V kann sich mit seiner Pflicht zur Nacherfüllung aus §§ 437 Nr. 1, 439 Abs. 1 nur dann in Verzug befinden, wenn er die Nichtleistung trotz Mahnung zu vertreten hat, § 286 Abs. 4. Ein vorsätzliches Verschulden scheidet hier aus, da V davon ausging, die Nacherfüllung nur an seinem Sitz vornehmen zu müssen. Ob V die Rechtslage richtig beurteilt hat, richtet sich nach § 269. Danach wäre die Reparatur nur dann in Hamburg durchzuführen, wenn sich aus den Umständen nichts anderes ergibt. Hier ergeben die besonderen Umstände, dass die Yacht für den Hochseeeinsatz bestimmt war. Somit war der Leistungsort für die Nacherfüllung dort angesiedelt ist, wo sich die Sache nach ihrem vertraglich vorausgesetzten – sonst gewöhnlichen – Gebrauch befindet – hier also der Liegeplatz der Yacht.[5]

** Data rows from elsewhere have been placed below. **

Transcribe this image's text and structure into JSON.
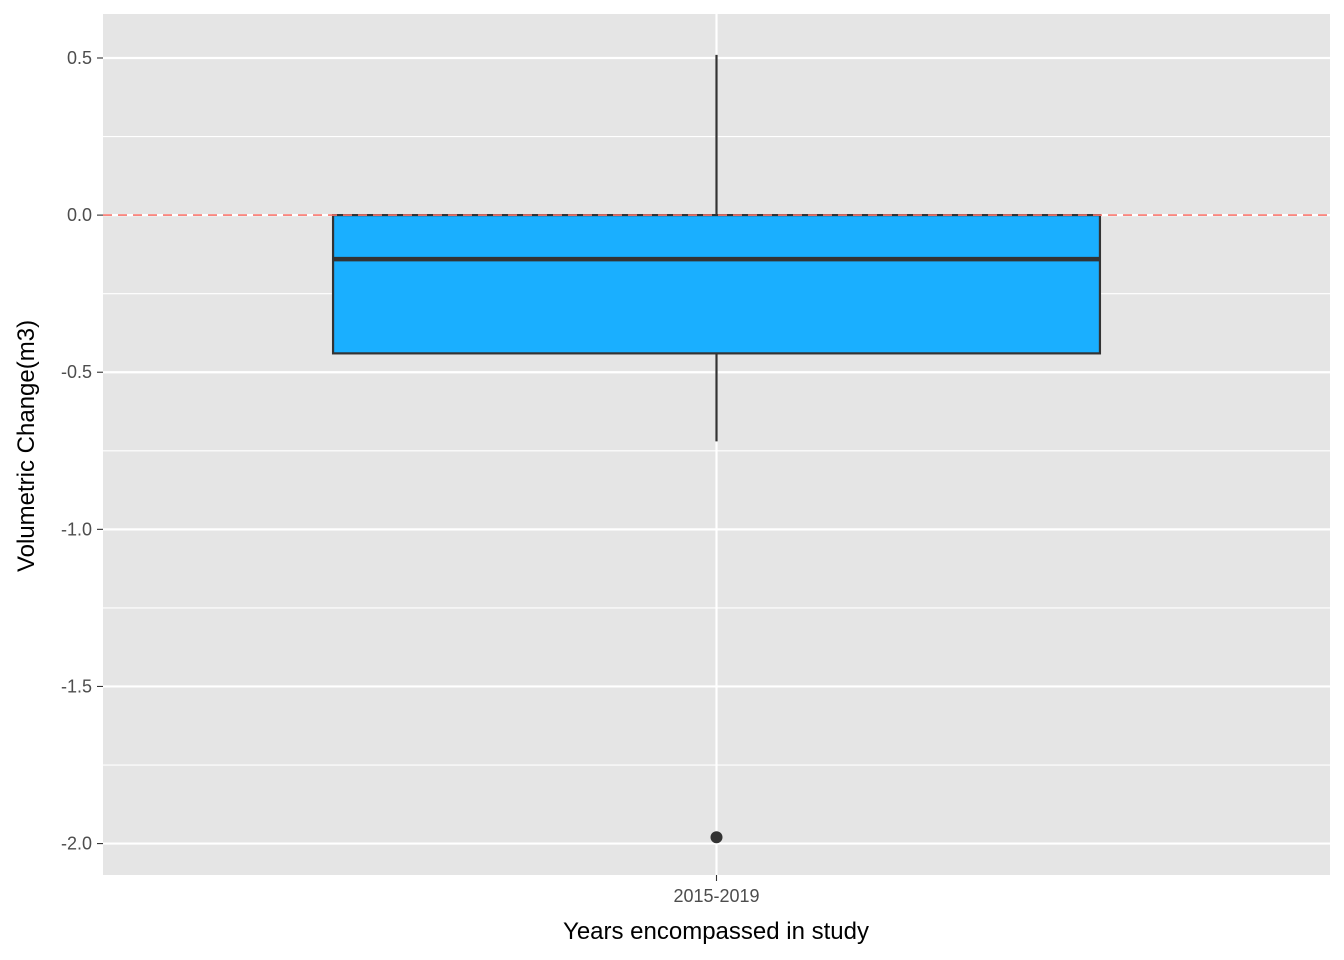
{
  "chart_data": {
    "type": "box",
    "xlabel": "Years encompassed in study",
    "ylabel": "Volumetric Change(m3)",
    "categories": [
      "2015-2019"
    ],
    "ylim": [
      -2.1,
      0.64
    ],
    "yticks": [
      0.5,
      0.0,
      -0.5,
      -1.0,
      -1.5,
      -2.0
    ],
    "ytick_labels": [
      "0.5",
      "0.0",
      "-0.5",
      "-1.0",
      "-1.5",
      "-2.0"
    ],
    "boxes": [
      {
        "category": "2015-2019",
        "whisker_high": 0.51,
        "q3": 0.0,
        "median": -0.14,
        "q1": -0.44,
        "whisker_low": -0.72,
        "outliers": [
          -1.98
        ]
      }
    ],
    "reference_line": {
      "y": 0.0,
      "style": "dashed",
      "color": "#f8766d"
    },
    "grid": true,
    "legend": "none",
    "colors": {
      "panel": "#e5e5e5",
      "grid_major": "#ffffff",
      "box_fill": "#1aafff",
      "box_line": "#333333"
    }
  }
}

V befand sich daher in einem Rechtsirrtum. Es kommt daher allenfalls ein Verschulden in Form der Fahrlässigkeit in Betracht.[6]
Anmerkung: Anders hat der BGH mit Urteil vom 19.12.2012 entschieden.[7] In dem Fall wohnten beide Parteien in Berlin. Das gekaufte Boot war nicht für den Hochseeeinsatz bestimmt und war nur über den Winter in Usedom untergestellt. Hier hatte der Verkäufer sich zu Recht geweigert, die Reparatur in Usedom auszuführen.
Hinweis
Damit steht der zivilrechtliche Ansatz („Vorsatztheorie“) im Widerspruch zur strafrechtlichen „Schuldtheorie“. Bei einer Haftung aus § 823 Abs. 2 wegen Verletzung eines strafrechtlichen Schutzgesetzes erfordert der Vorsatz aus Gründen der Einheitlichkeit der Rechtsordnung ausnahmsweise kein Bewusstsein der Rechtswidrigkeit (sog. „Schuldtheorie“).[8]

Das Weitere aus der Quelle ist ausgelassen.